MMAPG: A Training-Free Framework for Multimodal Multi-hop Question Answering via Adaptive Planning Graphs
Yiheng Hu | Xiaoyang Wang | Qing Liu | Xiwei Xu | Qian Fu | Wenjie Zhang | Liming Zhu
Proceedings of the 2025 Conference on Empirical Methods in Natural Language Processing
Yiheng Hu | Xiaoyang Wang | Qing Liu | Xiwei Xu | Qian Fu | Wenjie Zhang | Liming Zhu
Proceedings of the 2025 Conference on Empirical Methods in Natural Language Processing
Multimodal Multi-hop question answering requires integrating information from diverse sources, such as images and texts, to derive answers. Existing methods typically rely on sequential retrieval and reasoning, where each step builds on the previous output.

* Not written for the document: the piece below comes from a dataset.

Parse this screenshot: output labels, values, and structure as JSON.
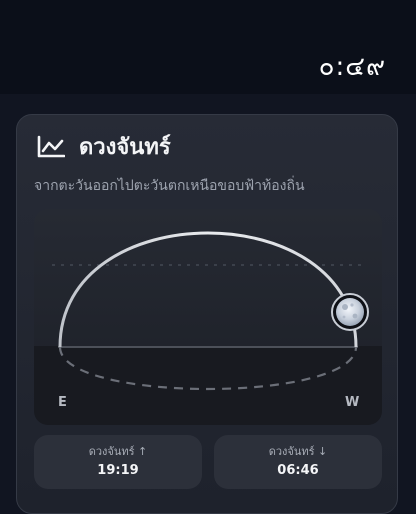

However, this single-path paradigm makes them vulnerable to errors due to misleading intermediate steps. Moreover, developing multimodal models can be computationally expensive, often requiring extensive training. To address these limitations, we propose a training-free framework guided by an Adaptive Planning Graph, which consists of planning, retrieval and reasoning modules. The planning module analyzes the current state of the Adaptive Planning Graph, determines the next action and where to expand the graph, which enables dynamic and flexible exploration of reasoning paths. To handle retrieval of text to unspecified target modalities, we devise modality-specific strategies that dynamically adapt to distinct data types. Our approach preserves the characteristics of multimodal information without costly task-specific training, enabling seamless integration with up-to-date models. Finally, the experiments on MultimodalQA and WebQA show that our approach matches or outperforms existing models that rely on training.